The USA is a violent land. And perhaps that might be OK, if we limited the violence to us. But we’ve become the world’s leading exporter of deadly weaponry, a fact I was reminded of this morning as I read William Hartung’s latest article on the military-industrial complex at TomDispatch.com. In detailing the ever-growing power of the Complex, Hartung had this telling sentence:
When pressed, Raytheon officials argue that, in enabling mass slaughter, they are simply following U.S. government policy.
Tragic as that statement is, it’s also true. As I’ve written about before, weapons ‘r’ us. Our so-called peacetime economy is geared to war, homeland security, surveillance, and other forms of violent and coercive technologies and products. Even as America seeks to prevent other countries from acquiring weapons of mass destruction (WMD), we’re actively seeking to sell WMD to others, as long as those weapons are Made in the USA and go to “allies” that pay promptly, like the Saudis.
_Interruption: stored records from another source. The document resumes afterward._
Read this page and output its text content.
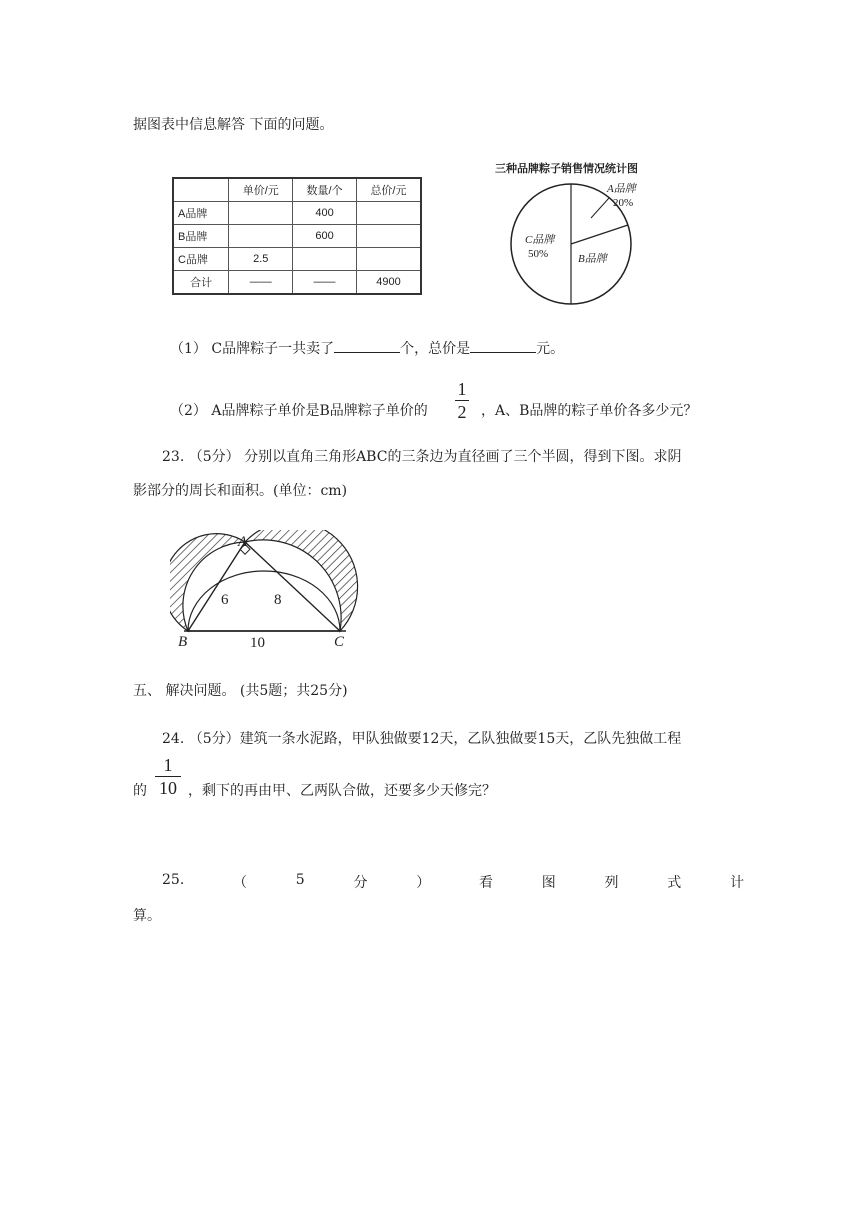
据图表中信息解答 下面的问题。
	单价/元	数量/个	总价/元
A品牌		400	
B品牌		600	
C品牌	2.5		
合计	——	——	4900
三种品牌粽子销售情况统计图
A品牌
20%
B品牌
C品牌
50%
（1） C品牌粽子一共卖了	个，总价是	元。
（2） A品牌粽子单价是B品牌粽子单价的
1
2 ，A、B品牌的粽子单价各多少元？
23. （5分） 分别以直角三角形ABC的三条边为直径画了三个半圆，得到下图。求阴
影部分的周长和面积。(单位：cm)
A
B	C
6	8
10
五、 解决问题。 (共5题；共25分)
24. （5分）建筑一条水泥路，甲队独做要12天，乙队独做要15天，乙队先独做工程
的
1
10 ，剩下的再由甲、乙两队合做，还要多少天修完？
25.	（	5	分	）	看	图	列	式	计
算。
Being the world’s leading purveyor of violence can only lead to America’s spiritual death, as Martin Luther King Jr. argued so eloquently a half-century ago. As MLK’s words show, this tragic reality is nothing new in America. As Senator J. William Fulbright noted in 1970, the U.S. emerged after World War II to become “the world’s major salesman of armaments.” Fulbright went further and quoted Marine Corps General David M. Shoup, a Medal of Honor recipient, and Shoup’s conclusion that “America has become a militaristic and aggressive nation.” Remember, this was fifty years ago, when the U.S. at least faced a real threat from Communism, no matter how much we inflated it. We face no equivalent threat today, no matter how much the Pentagon hyperventilates about China and Russia.
Returning to Hartung’s article, I like his title: “Eisenhower’s Worst Nightmare.” Indeed it is, in the sense that the military-industrial complex is, ultimately, an American complex. Which makes me think of another Eisenhower sentiment: that only Americans can truly hurt America. That our biggest enemy is within our borders: our own violence, aggression, fear, and hatred, especially of others.
Ike was right about the Complex, and he was right about how America would truly be hurt and defeated. The enemy is not from without. No walls will keep him out. No — the enemy is within. And it won’t — indeed, it can’t — be defeated by weapons and violence. Indeed, more weapons and violence only make it stronger.
Be an indispensable nation, America. Be exceptional. Be great. As Melania Trump might say, Be Best. How? Stop exporting violence. And stop the hurt within.